We consume analytics every day at an increasing rate. Most of the time we don't even stop to reflect on the numbers, metrics and statistics that nudge our behavior during the course of our everyday lives.
From Google maps route planning to deal screening and weather forecasts , analytics are the layer of meaning we gloss over the disorder of life.
It may surprise you to learn that broadly speaking they fall into 4 main categories, with a fifth one rapidly emerging as an emerging technology.
This article will focus mainly on the financial analytics that you typically find in a SaaS business, but the concepts contained below are flexible enough to apply to any sort of business model.
What are the 5 types of Analytics?
Let's unpack each one a little to understand their exact value and function as an analytical tool.
Descriptive Analytics:
What is happening in the business?
Diagnostic Analytics:
Why is it happening in the business?
Predictive Analytics:
What might happen in the future?
Prescriptive Analytics:
How can the business avoid future issues?
Cognitive Analytics:
Uses Machine Learning and AI to extract meaning from large data sets. Think Apple's Siri.
Let's take one more step back before we dive in deep to the financial side of things. These might be new concepts to chew on, so let's boil it down to something simpler.
Imagine you were stung by a wasp.
Descriptive:
My hand has a sharp and painful burning sensation. I can't concentrate.
Diagnostic Analytics:
There was a pissed off wasp flying around my ice cream and I tried to make it fly away.
Predictive Analytics:
If I eat ice cream outside, next to a bin full of rotten fruit in August, I might attract the unwanted attention of wasps.
Prescriptive Analytics:
If I don't eat ice cream next to the bin, or choose to eat ice cream next to the bin in April instead, I can avoid these issues. Come to think of it, having looked at the data, I can safely say that I should, in general, just avoid bins full of fruit.
Cognitive Analytics:
Siri, I want a list of all the bins in my hometown.
Investing and lending, when you simplify them, are a lot like not getting stung by a wasp. In both instances, you want to avoid pain, and pay attention to the warning signs of when a company might be heading down the wrong path.
There are a number of Financial KPI’s which can be used to reliably inform you of the financial course of a company. Broadly speaking, they fall into three main categories, Liquidity, Revenue and Profitability.
Descriptive Financial Analytics:
Top line revenue. If everything is looking good in the company, you will see a healthy track record of “top line revenue” and “Cash at hand”. It shows the company has been performing steadily. They have little issues with cashflow and have built up the resources and buffer to face short term pains.
Diagnostic Financial Analytics:
Think of Sales and Marketing stats. If the cash at hand is drying up, chances are it's the marketing department burning it, either through staff costs, or campaigns.
Check sales forecasts, sales pipeline conversion rates and headcounts to find out why revenue is dropping and impacting the top line.
Predictive Financial Analytics:
Look at total cash at hand, cash runway in months as well as monthly burn. Does this trend have a positive slope? Which means the company could be spending more money to grow faster.
Or do you observe a decreasing trend? Meaning the company needs to increase sales, or cut costs, depending on their LTV:CAC ratio.

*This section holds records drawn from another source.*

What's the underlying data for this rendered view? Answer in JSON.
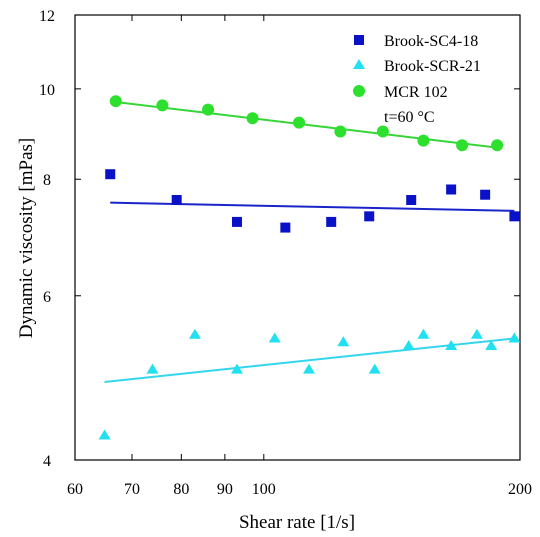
{
  "chart_data": {
    "type": "scatter",
    "x_scale": "log",
    "y_scale": "log",
    "xlim": [
      60,
      200
    ],
    "ylim": [
      4,
      12
    ],
    "xlabel": "Shear rate [1/s]",
    "ylabel": "Dynamic viscosity [mPas]",
    "x_ticks": [
      60,
      70,
      80,
      90,
      100,
      200
    ],
    "x_tick_labels": [
      "60",
      "70",
      "80",
      "90",
      "100",
      "200"
    ],
    "y_ticks": [
      4,
      6,
      8,
      10,
      12
    ],
    "y_tick_labels": [
      "4",
      "6",
      "8",
      "10",
      "12"
    ],
    "legend_position": "top-right",
    "annotation": "t=60 °C",
    "series": [
      {
        "name": "Brook-SC4-18",
        "marker": "square",
        "color": "#0a12c8",
        "line_color": "#1a24c8",
        "x": [
          66,
          79,
          93,
          106,
          120,
          133,
          149,
          166,
          182,
          197
        ],
        "y": [
          8.1,
          7.6,
          7.2,
          7.1,
          7.2,
          7.3,
          7.6,
          7.8,
          7.7,
          7.3
        ],
        "fit": {
          "x": [
            66,
            197
          ],
          "y": [
            7.55,
            7.4
          ]
        }
      },
      {
        "name": "Brook-SCR-21",
        "marker": "triangle",
        "color": "#22e0f0",
        "line_color": "#33d6ee",
        "x": [
          65,
          74,
          83,
          93,
          103,
          113,
          124,
          135,
          148,
          154,
          166,
          178,
          185,
          197
        ],
        "y": [
          4.25,
          5.0,
          5.45,
          5.0,
          5.4,
          5.0,
          5.35,
          5.0,
          5.3,
          5.45,
          5.3,
          5.45,
          5.3,
          5.4
        ],
        "fit": {
          "x": [
            65,
            197
          ],
          "y": [
            4.85,
            5.4
          ]
        }
      },
      {
        "name": "MCR 102",
        "marker": "circle",
        "color": "#2ee02e",
        "line_color": "#36d636",
        "x": [
          67,
          76,
          86,
          97,
          110,
          123,
          138,
          154,
          171,
          188
        ],
        "y": [
          9.7,
          9.6,
          9.5,
          9.3,
          9.2,
          9.0,
          9.0,
          8.8,
          8.7,
          8.7
        ],
        "fit": {
          "x": [
            67,
            188
          ],
          "y": [
            9.68,
            8.65
          ]
        }
      }
    ]
  }
}
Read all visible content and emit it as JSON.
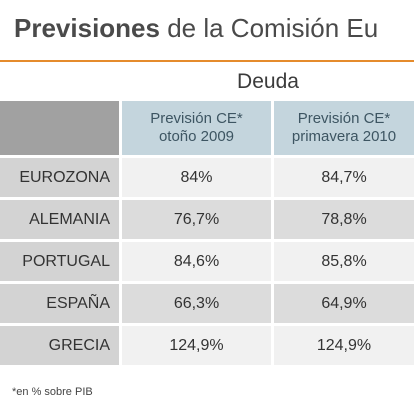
{
  "title": {
    "bold": "Previsiones",
    "rest": " de la Comisión Eu"
  },
  "chart_data": {
    "type": "table",
    "group_header": "Deuda",
    "columns": [
      {
        "line1": "Previsión CE*",
        "line2": "otoño 2009"
      },
      {
        "line1": "Previsión CE*",
        "line2": "primavera 2010"
      }
    ],
    "rows": [
      {
        "label": "EUROZONA",
        "values": [
          "84%",
          "84,7%"
        ]
      },
      {
        "label": "ALEMANIA",
        "values": [
          "76,7%",
          "78,8%"
        ]
      },
      {
        "label": "PORTUGAL",
        "values": [
          "84,6%",
          "85,8%"
        ]
      },
      {
        "label": "ESPAÑA",
        "values": [
          "66,3%",
          "64,9%"
        ]
      },
      {
        "label": "GRECIA",
        "values": [
          "124,9%",
          "124,9%"
        ]
      }
    ],
    "footnote": "*en % sobre PIB"
  },
  "colors": {
    "accent_line": "#e58b2c",
    "header_fill": "#c4d5dd",
    "corner_fill": "#a1a1a1",
    "row_fill_odd": "#f1f1f1",
    "row_fill_even": "#dcdcdc",
    "label_fill": "#d3d3d3"
  }
}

If the line remains relatively stable, double check that the company is not facing a period of stagnation, and that other indicators of growth are present.
Prescriptive Analytics:
Look at the gross margin and revenue growth rates to get an idea of possible future possibilities and challenges. Another great financial metric, which was mentioned in the previous category is Lifetime Value (LTV) to Customer acquisition Cost (CAC) ratio, which you can read more detail about here. Forecasted LTV:CAC ratios will show you if a company's business plan makes sense in the long term.
Lending and investing in startups is obviously risky, which is one of the main reasons larger financial institutions like banks have been slow to get involved. With greater financial transparency come diminished risks. Understanding exactly how the formulas and functions you use to predict a company's revenue tie into each other, leads to a greater understanding of the interconnectedness of a company's financial performance.
Key Takeaways:
- Knowing which category the analytics you are looking at falls into, helps you understand its role within a bigger picture. We have talked in previous blog posts about leading and lagging indicators. These 5 categories are a further layer of granularity for you to consider.
- Try to develop your own secret sauce of KPI's that fit with your investment or lending thesis to get you the best results. You can mix and match values from different KPI's to try and build indices to give a broader picture. Avoid making decisions on ONE KPI alone. Try to include metrics from each category above.
- If you are dealing with VERY early stage companies, you may need to be more creative in your appraisals. For example, instead of looking at revenue, you might consider total years experience of the founding team. Instead of CAC you might consider the forecasted Cost of Sales etc.